So entstand denn aus diesen Äußerungen und Gegenäußerungen allmählich ein ziemlich vollkommenes Bild der damaligen Lage und ihrer Schwierigkeiten. Abbau der Zollschranken und sonstiger Handelshemmnisse, Streichung der Schulden und Reparationen, Kredite an Rußland gegen Industriekonzessionen als Mittel zum Wiederanschluß der Sowjetunion an die Weltwirtschaft, Verständigung zwischen den Industrien der einzelnen Länder in Form von Kartellen, Freigabe der Einwanderung nach Übersee: das waren die Abhilfemaßnahmen, die auf der Konferenz von 1927 als dringend notwendig für eine Wiedergesundung der Weltwirtschaft empfohlen wurden.

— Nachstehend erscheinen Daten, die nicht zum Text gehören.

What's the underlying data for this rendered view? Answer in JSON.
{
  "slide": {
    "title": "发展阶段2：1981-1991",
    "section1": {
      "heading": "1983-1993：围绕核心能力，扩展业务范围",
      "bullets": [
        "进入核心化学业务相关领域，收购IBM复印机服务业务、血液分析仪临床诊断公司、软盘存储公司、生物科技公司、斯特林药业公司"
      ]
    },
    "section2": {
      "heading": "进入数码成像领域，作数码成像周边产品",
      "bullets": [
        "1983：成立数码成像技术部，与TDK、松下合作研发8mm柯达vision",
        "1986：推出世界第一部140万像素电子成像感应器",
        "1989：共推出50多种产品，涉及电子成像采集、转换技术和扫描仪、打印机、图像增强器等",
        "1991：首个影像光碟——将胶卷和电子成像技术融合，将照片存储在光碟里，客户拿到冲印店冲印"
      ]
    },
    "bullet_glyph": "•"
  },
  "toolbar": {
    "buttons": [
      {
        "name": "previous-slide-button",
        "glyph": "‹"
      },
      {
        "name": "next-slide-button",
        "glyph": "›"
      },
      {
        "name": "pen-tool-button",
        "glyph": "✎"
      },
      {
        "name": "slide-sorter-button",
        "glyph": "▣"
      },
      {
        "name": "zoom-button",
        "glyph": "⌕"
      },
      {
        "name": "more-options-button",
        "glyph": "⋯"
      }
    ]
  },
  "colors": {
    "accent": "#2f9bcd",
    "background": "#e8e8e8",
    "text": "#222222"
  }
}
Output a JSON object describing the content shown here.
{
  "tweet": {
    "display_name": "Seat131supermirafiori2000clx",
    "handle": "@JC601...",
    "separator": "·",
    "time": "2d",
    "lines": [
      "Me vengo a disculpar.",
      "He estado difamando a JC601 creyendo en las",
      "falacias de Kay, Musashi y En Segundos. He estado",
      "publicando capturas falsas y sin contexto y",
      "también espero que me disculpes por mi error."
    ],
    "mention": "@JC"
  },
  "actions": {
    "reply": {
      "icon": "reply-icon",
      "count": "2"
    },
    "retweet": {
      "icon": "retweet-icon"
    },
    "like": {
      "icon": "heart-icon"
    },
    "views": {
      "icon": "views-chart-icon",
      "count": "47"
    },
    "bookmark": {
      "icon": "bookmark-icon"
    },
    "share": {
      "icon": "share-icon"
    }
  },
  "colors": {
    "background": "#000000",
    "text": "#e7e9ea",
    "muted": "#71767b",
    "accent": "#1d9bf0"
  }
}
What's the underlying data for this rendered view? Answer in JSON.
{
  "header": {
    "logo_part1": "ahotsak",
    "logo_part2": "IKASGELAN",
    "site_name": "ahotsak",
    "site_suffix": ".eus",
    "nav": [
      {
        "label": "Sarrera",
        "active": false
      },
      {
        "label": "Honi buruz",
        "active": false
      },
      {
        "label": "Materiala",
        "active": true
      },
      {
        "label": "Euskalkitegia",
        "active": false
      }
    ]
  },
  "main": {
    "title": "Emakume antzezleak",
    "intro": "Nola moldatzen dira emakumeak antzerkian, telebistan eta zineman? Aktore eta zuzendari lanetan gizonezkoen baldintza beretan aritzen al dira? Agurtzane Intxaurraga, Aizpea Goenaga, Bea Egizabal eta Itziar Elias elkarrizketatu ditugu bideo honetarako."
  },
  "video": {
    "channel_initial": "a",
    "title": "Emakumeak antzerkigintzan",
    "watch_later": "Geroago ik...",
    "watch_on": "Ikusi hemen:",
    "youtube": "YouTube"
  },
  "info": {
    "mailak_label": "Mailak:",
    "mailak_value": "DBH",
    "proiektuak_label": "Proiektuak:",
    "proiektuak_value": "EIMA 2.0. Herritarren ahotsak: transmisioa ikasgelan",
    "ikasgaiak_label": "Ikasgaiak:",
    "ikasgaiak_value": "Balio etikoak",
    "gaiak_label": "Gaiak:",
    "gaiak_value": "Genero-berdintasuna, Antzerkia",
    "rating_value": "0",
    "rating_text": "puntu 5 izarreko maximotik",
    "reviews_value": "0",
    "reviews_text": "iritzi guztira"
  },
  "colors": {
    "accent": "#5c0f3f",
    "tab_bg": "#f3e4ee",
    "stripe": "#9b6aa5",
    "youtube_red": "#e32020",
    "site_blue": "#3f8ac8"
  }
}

In welchem Ausmaß diese Sachverständigenkonferenz aber von der Politik her beeinflußt wurde, das zeigte sich deutlich an ihrem Schlußbericht mit den Empfehlungen, die sie den Regierungen der beteiligten Länder für die Behebung der Wirtschaftsschwierigkeiten unterbreitete. Von Kriegsschulden und Reparationen, die in der Aussprache als eine der Hauptursachen der Krise hervorgetreten waren, war überhaupt nicht die Rede. Ebensowenig wurde etwas Positives über die Freizügigkeit, d. h. die Einwanderung nach Übersee, gesagt. Das war am Widerstand der amerikanischen Delegation gescheitert. Auch das Rußlandproblem blieb so gut wie unberührt. Gegen den Widerstand der französischen Delegation hatte man das Hauptgewicht auf den Abbau der Zollschranken und der Handelshemmnisse gelegt, während die Frage der internationalen Industrievereinbarungen als Mittel zur Lösung der Wirtschaftskrise nur mit größter Zurückhaltung behandelt wurde. Auch das war zum Teil auf den Widerstand der Amerikaner zurückzuführen, die sich dabei durch ihre Anti-Trust-Tradition und wohl auch von der Befürchtung leiten ließen, daß eine allzu stark konzentrierte europäische Industrie zu einem gefährlichen Konkurrenten auf dem Weltmarkt werden könnte.
So war denn, als am 23. Mai die Konferenz im Reformationssaal zu ihrer Schlußsitzung zusammentrat, das Ergebnis recht dürftig. Das Elend Europas, das wie eine dunkle Wolke über der Weltkonferenz gestanden hatte, war seiner Linderung kaum nähergekommen. Diese Erkenntnis drängte sich dem Beschauer beim Anblick der müde und ohne Schwung auseinandergehenden Versammlung sehr deutlich auf.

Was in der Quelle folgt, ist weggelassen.